2011-09-01 / Front Page

Unemployment Stagnant For County

Fulton’s July ranking is #64 out of 67 counties
By Jean Snyder

Fulton County’s labor force statistics for July remained largely unchanged from June, although the county’s unemployment rate decreased by two-tenths of a percentage point. The small decrease still kept the county’s ranking at 64 (out of 67 counties), unchanged from June and the fourth-fromhighest unemployment rate in the state. The county had held the 66th ranking for the most part of two years and has never dropped below the 64th position during that time. Only Carbon, Philadelphia and Cameron counties had a higher unemployment rate in July.

Fulton County posted a 10.1 percent unemployment rate for July, down from 10.3 percent in June, according to preliminary figures released by the Department of Labor and Industry this week. Fulton’s unemployment rate for July 2010 was 11.6 percent.

The number employed dropped from 6,900 in June to 6,800 in July, while the labor force (7,600) and the number of unemployed (800) remained unchanged. Pennsylvania’s seasonally adjusted unemployment rate was 7.6 percent in June, up from 7.4 percent in May.

Pennsylvania’s seasonally adjusted unemployment rate was 7.8 percent in July, up from 7.6 percent in June. Pennsylvania’s unemployment rate was below the U.S. rate of 9.1 percent in July, and has been below the U.S. rate for 39 consecutive months, and at or below the U.S. rate for 57 consecutive months.

Pennsylvania’s July unemployment rate was down 0.8 percentage points from July 2010.

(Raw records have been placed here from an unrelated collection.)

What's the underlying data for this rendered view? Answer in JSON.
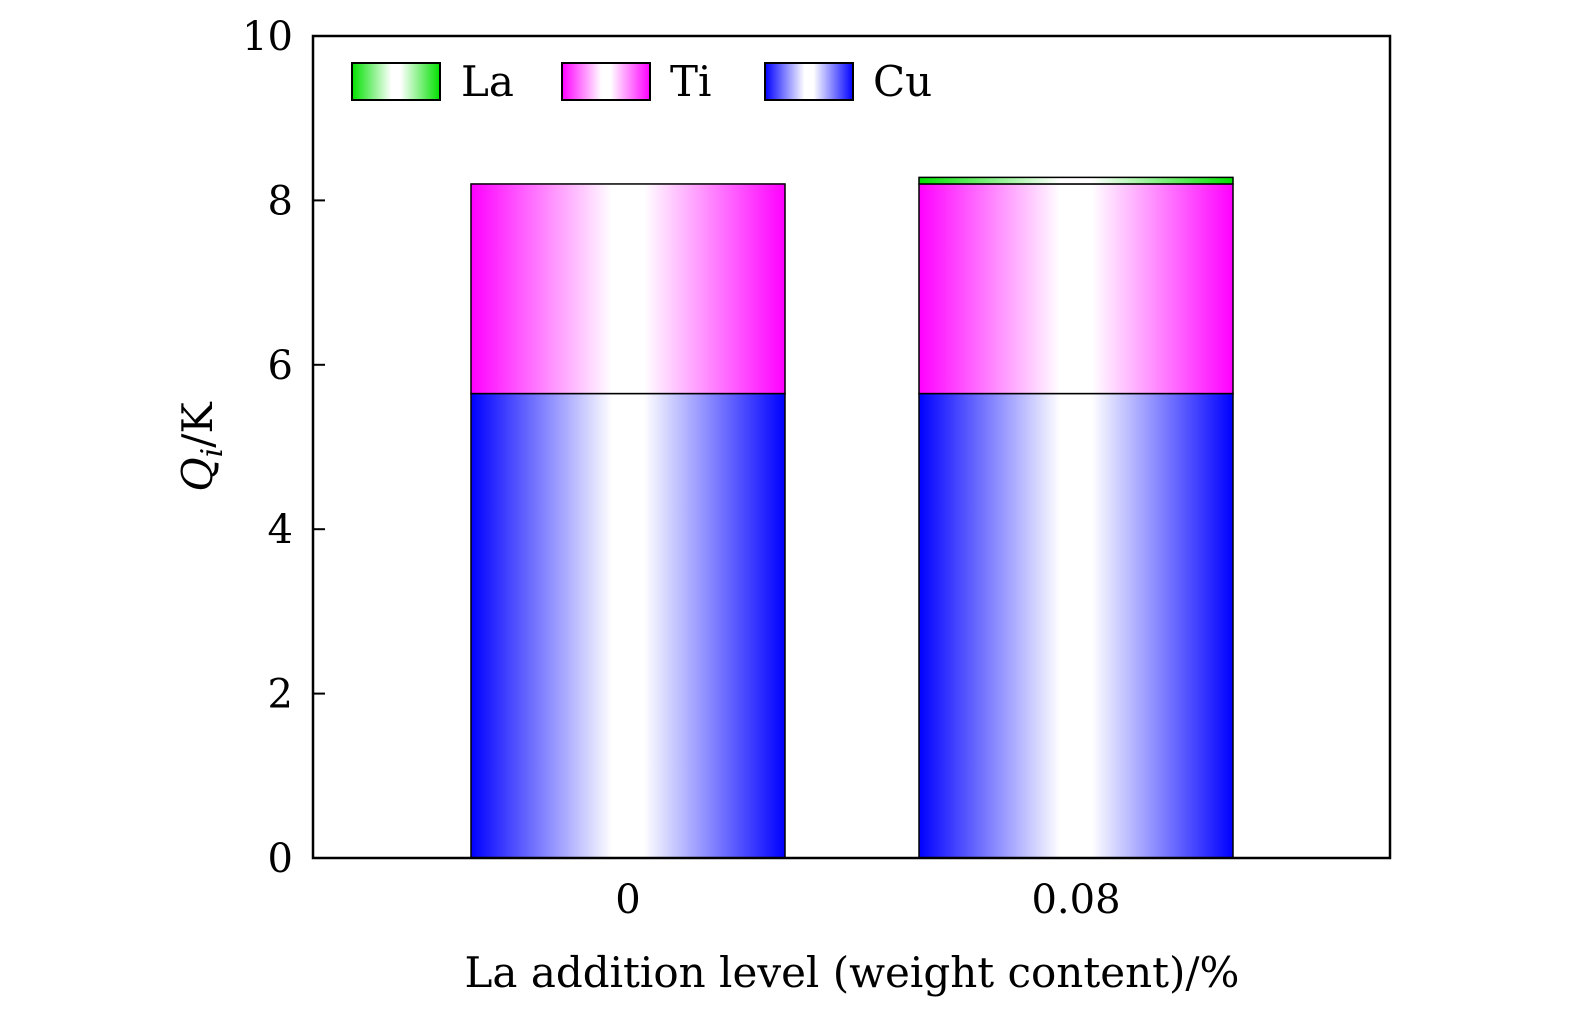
{
  "chart_data": {
    "type": "bar",
    "stacked": true,
    "categories": [
      "0",
      "0.08"
    ],
    "series": [
      {
        "name": "Cu",
        "values": [
          5.65,
          5.65
        ],
        "color": "#0000ff"
      },
      {
        "name": "Ti",
        "values": [
          2.55,
          2.55
        ],
        "color": "#ff00ff"
      },
      {
        "name": "La",
        "values": [
          0.0,
          0.08
        ],
        "color": "#00e000"
      }
    ],
    "legend_order": [
      "La",
      "Ti",
      "Cu"
    ],
    "legend_position": "top-left",
    "xlabel": "La addition level (weight content)/%",
    "ylabel": {
      "symbol": "Q",
      "subscript": "i",
      "unit": "/K"
    },
    "ylim": [
      0,
      10
    ],
    "yticks": [
      0,
      2,
      4,
      6,
      8,
      10
    ],
    "grid": false
  }
}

Pennsylvania’s seasonally adjusted civilian labor force – the number of people working or looking for work – was down 24,000 in July to 6,303,000. Resi- dent employment fell by 39,000 to 5,809,000, while the number of unemployed residents was up 15,000 to 494,000. Pennsylvania’s labor force was 24,000 below its July 2010 level.

Rankings for Fulton’s neighboring counties include Franklin at number 13 (up from number 11 in June), with an unemployment rate of 7.0 percent, up from June’s rate of 6.9.

Bedford’s ranking for July was number 63, with a 10.0 percent rate. It is unchanged from July’s rate of 10.0 percent, with a number 62 ranking then.

Huntingdon County was ranked number 61 in July, with a 9.9 percent unemployment rate. The county posted a 9.7 percent rate in June, but was still ranked number 61 then.

Centre and Bradford counties were ranked numbers 1 and 2, respectively, again in July, with jobless rates of 6.1 and 6.2 percent. Their June jobless rates were 5.8 and 6.0, respectively.

Seasonally adjusted total nonfarm jobs in Pennsylvania were up 8,700 in July to 5,693,200. Goods-producing and serviceproviding industries added jobs from June. Goods-producing industries were up 1,900 jobs due to increases in all three of its supersectors. Mining & Logging jobs were up 300 to a record high of 31,600. Service-providing industries were up 6,800 jobs in July to 4,868,600. Five of the eight service-providing supersectors added jobs from June. The largest increase was in Education & Health Services, with Educational Services accounting for the gain. Government showed the largest decline of any supersector, down 3,800 due entirely to Local Government.

Pennsylvania’s nonfarm job count was up 70,500 (1.3 percent) from July 2010; nationally nonfarm jobs were up 1.3 million (1.0 percent) from last July.